Best Parameters were: 
{'criterion': 'entropy', 'max_depth': 24, 'min_impurity_decrease': 5e-05}
with area being -> 6567663.6

N.B. This was when we utilized the full range of calls for the output variable .... 1-32.

### Finding the best age groupings! 

In [None]:
# Score function in this case would be essentially the result of the Greedy Approach.
def my_custom_score_func(y_test, y_pred):
    total_s = 0
    total_c = 0
    successes = []
    calls = []
    loc = 0
    for df_ref in y_test.index:
        actual_value = mkt_df_filtered.loc[df_ref]
        if y_pred[loc] <= y_test.iloc[loc]:
            if actual_value['y'] == 1:
                total_s += 1
        total_c += y_pred[loc]
        successes.append(total_s)
        calls.append(total_c)
        loc += 1
    score = metrics.auc(calls, successes)
    return score

custom_score = make_scorer(my_custom_score_func, greater_is_better=True)
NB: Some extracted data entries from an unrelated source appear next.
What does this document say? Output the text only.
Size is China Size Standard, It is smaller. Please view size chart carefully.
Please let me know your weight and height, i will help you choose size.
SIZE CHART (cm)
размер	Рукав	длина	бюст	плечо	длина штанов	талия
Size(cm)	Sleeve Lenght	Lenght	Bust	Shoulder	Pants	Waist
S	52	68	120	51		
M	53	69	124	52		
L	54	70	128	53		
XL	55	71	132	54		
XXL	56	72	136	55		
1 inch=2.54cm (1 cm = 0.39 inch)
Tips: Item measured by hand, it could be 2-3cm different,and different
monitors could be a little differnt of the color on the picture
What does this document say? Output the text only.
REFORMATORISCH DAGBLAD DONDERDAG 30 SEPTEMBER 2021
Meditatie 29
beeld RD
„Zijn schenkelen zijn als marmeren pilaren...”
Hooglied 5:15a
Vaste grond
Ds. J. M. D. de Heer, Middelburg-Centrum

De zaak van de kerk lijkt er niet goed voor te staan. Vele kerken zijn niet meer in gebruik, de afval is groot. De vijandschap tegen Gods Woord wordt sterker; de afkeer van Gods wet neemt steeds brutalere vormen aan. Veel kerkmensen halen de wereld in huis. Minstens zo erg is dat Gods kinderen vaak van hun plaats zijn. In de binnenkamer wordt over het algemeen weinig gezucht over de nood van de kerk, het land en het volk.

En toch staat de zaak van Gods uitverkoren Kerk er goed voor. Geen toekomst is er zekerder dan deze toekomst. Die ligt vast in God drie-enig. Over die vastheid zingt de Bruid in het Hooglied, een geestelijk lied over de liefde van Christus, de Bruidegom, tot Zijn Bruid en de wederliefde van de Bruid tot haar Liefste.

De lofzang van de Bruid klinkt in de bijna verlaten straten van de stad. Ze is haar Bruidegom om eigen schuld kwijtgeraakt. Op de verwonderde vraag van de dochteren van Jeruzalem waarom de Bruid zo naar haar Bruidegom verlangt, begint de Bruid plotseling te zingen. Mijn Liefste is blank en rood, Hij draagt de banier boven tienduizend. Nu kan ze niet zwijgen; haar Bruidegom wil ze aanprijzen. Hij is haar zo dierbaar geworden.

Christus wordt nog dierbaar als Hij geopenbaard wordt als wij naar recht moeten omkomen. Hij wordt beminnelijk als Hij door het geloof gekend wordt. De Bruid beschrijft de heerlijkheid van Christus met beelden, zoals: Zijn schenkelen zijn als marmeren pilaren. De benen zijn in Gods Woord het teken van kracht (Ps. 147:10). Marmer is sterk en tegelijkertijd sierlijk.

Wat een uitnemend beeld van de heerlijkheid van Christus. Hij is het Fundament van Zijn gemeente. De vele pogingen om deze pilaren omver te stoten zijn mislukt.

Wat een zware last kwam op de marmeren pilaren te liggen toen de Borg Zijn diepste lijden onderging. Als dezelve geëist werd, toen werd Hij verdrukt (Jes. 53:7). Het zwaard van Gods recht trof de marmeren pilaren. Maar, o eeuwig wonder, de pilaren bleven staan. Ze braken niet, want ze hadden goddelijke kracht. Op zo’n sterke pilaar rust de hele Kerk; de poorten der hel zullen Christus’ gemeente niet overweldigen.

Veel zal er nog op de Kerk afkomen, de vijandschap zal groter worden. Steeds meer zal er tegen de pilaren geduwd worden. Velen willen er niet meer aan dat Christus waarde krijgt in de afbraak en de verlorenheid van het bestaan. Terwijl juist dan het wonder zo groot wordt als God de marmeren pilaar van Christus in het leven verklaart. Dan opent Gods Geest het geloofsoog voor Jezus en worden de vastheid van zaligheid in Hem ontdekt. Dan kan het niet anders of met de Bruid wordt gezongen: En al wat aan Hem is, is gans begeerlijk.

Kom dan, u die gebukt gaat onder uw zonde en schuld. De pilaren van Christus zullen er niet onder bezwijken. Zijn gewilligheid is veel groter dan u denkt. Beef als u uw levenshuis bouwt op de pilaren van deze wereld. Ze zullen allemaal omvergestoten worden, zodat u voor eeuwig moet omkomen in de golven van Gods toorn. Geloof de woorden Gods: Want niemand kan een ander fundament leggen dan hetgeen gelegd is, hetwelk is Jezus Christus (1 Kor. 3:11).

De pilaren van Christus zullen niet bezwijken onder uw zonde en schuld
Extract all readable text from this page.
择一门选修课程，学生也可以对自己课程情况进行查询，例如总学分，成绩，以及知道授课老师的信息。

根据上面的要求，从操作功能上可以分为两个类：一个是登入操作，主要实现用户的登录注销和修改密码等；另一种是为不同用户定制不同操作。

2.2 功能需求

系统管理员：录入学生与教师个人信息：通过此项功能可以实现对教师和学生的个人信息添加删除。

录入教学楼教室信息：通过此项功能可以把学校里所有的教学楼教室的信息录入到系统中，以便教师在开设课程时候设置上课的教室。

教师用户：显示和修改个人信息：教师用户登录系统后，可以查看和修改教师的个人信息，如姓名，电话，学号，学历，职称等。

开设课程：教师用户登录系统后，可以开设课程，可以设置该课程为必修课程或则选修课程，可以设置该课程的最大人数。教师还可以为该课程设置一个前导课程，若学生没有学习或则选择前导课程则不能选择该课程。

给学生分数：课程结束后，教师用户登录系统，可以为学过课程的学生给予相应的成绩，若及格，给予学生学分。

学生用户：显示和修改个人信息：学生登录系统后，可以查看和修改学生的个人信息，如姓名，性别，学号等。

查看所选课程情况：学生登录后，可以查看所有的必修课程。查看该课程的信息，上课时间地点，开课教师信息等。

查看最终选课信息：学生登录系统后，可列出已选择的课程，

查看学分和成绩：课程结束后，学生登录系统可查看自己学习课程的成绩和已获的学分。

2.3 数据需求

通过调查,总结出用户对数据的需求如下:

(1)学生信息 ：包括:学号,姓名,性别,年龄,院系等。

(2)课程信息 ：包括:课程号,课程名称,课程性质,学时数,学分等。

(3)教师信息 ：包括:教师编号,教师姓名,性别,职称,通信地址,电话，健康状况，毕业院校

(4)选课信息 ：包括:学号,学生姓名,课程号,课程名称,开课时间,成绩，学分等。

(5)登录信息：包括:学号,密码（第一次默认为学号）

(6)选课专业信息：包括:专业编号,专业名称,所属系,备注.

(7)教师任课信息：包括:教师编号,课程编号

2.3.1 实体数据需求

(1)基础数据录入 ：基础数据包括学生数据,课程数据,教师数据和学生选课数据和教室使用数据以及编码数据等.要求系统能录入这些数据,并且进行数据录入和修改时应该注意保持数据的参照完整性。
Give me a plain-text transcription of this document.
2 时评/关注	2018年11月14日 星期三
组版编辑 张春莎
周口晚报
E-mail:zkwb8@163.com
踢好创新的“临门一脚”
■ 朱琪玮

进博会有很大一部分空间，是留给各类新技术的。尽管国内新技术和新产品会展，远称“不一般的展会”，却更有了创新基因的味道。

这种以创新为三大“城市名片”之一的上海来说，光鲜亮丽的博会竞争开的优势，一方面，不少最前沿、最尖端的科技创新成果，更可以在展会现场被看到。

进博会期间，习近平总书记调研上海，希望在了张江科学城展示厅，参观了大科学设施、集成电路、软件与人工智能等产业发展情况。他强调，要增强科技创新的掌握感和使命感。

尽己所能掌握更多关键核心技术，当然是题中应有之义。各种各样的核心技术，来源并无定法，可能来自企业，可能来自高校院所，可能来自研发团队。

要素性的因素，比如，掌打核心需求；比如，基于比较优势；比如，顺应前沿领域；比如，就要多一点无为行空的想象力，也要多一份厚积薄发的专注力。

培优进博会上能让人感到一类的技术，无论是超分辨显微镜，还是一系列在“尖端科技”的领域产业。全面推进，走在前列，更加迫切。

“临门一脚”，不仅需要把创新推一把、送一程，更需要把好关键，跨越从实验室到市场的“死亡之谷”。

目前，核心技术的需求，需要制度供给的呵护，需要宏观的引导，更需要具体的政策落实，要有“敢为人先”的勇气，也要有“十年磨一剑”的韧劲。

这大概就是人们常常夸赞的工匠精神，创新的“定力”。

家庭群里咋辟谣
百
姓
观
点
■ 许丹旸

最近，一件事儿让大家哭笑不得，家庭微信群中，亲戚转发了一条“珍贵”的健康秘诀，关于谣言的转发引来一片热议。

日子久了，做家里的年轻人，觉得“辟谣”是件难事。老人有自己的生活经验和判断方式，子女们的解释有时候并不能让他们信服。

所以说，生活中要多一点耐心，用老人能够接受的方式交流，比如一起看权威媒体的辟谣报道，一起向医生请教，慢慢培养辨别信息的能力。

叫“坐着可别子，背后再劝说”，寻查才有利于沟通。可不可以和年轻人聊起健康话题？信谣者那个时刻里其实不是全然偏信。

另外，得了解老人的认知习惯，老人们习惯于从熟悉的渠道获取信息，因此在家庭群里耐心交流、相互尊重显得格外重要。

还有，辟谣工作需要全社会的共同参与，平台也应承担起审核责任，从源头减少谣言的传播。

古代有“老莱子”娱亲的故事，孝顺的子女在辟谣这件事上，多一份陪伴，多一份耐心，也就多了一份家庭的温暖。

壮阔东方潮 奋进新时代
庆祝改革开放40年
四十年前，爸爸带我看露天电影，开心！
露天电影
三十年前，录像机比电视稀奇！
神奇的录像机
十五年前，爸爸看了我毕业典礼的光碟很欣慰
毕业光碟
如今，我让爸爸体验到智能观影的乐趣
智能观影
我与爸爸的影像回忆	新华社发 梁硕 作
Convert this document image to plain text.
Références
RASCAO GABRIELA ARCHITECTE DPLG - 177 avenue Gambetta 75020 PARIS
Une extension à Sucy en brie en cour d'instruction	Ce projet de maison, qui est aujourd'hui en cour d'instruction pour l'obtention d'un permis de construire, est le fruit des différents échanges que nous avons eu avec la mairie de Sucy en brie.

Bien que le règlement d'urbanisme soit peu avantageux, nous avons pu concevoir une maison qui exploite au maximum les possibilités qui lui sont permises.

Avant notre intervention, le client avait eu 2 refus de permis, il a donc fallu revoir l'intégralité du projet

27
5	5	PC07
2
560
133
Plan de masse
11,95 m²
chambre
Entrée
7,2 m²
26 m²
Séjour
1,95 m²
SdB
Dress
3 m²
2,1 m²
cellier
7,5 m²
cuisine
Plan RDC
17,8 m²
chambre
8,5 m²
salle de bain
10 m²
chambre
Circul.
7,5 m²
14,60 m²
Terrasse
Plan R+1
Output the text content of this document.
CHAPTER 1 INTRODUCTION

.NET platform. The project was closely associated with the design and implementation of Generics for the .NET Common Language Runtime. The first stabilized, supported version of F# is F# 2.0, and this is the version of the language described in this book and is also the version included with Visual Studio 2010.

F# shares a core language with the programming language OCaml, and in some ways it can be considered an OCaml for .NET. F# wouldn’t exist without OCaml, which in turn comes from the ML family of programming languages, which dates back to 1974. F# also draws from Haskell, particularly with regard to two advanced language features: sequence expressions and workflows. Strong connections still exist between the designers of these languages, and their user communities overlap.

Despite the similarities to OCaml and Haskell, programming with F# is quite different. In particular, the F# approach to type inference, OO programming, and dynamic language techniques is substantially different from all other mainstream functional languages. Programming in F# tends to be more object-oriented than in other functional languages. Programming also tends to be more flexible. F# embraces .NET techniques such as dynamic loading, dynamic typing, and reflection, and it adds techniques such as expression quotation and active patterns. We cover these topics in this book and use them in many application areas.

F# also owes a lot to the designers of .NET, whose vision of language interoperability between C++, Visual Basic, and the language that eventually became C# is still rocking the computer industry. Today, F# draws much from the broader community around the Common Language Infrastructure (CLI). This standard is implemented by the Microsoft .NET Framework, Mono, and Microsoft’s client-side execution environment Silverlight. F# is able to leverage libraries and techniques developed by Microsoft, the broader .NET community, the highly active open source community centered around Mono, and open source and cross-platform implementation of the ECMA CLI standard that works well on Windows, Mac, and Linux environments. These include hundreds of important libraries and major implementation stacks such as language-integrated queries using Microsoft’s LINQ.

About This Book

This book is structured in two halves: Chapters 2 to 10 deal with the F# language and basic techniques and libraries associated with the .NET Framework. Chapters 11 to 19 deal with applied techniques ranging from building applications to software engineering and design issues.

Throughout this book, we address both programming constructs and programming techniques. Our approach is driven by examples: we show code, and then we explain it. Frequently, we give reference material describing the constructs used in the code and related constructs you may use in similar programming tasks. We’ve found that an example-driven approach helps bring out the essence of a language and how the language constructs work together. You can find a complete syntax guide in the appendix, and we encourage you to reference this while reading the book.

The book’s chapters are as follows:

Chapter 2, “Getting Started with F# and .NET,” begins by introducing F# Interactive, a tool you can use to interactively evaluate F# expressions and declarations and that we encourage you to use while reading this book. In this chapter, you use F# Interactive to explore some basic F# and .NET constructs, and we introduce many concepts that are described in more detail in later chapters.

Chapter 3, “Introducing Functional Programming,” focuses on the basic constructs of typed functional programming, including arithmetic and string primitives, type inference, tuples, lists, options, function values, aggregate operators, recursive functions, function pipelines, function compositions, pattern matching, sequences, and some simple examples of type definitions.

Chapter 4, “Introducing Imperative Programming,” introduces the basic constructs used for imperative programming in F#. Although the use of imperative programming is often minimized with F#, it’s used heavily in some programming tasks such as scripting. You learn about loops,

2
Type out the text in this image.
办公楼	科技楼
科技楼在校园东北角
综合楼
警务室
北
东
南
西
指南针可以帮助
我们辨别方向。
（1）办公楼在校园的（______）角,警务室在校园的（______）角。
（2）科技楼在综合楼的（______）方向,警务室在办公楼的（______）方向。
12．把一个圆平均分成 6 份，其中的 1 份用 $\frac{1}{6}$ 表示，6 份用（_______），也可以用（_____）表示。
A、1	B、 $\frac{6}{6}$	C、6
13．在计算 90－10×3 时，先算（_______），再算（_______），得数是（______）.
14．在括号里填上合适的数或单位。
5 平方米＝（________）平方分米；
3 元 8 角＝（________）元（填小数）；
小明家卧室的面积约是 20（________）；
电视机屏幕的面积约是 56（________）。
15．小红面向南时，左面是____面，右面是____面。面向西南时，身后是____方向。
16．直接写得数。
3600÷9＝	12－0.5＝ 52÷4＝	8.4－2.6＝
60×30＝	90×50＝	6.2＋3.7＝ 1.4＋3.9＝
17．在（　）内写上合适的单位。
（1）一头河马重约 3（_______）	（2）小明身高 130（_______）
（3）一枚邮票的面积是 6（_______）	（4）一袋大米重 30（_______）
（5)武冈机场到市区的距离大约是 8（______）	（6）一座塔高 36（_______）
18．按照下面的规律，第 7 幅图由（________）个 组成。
model = tree.DecisionTreeClassifier()

dt_opt = GridSearchCV(model,
                   scoring=custom_score,
                   cv=5,
                   param_grid={
                               "criterion": ['gini', 'entropy'],
                               "max_depth": [i for i in range(1,10)]
                               "min_impurity_decrease": [0.00005,0.0001,0.0002,0.0005,0.001,0.0015,0.002,0.005,0.01]
                              }
    )

dt_opt.fit(X, y)

print("Best Parameters: ")
print(dt_opt.best_params_)
print(dt_opt.best_score_)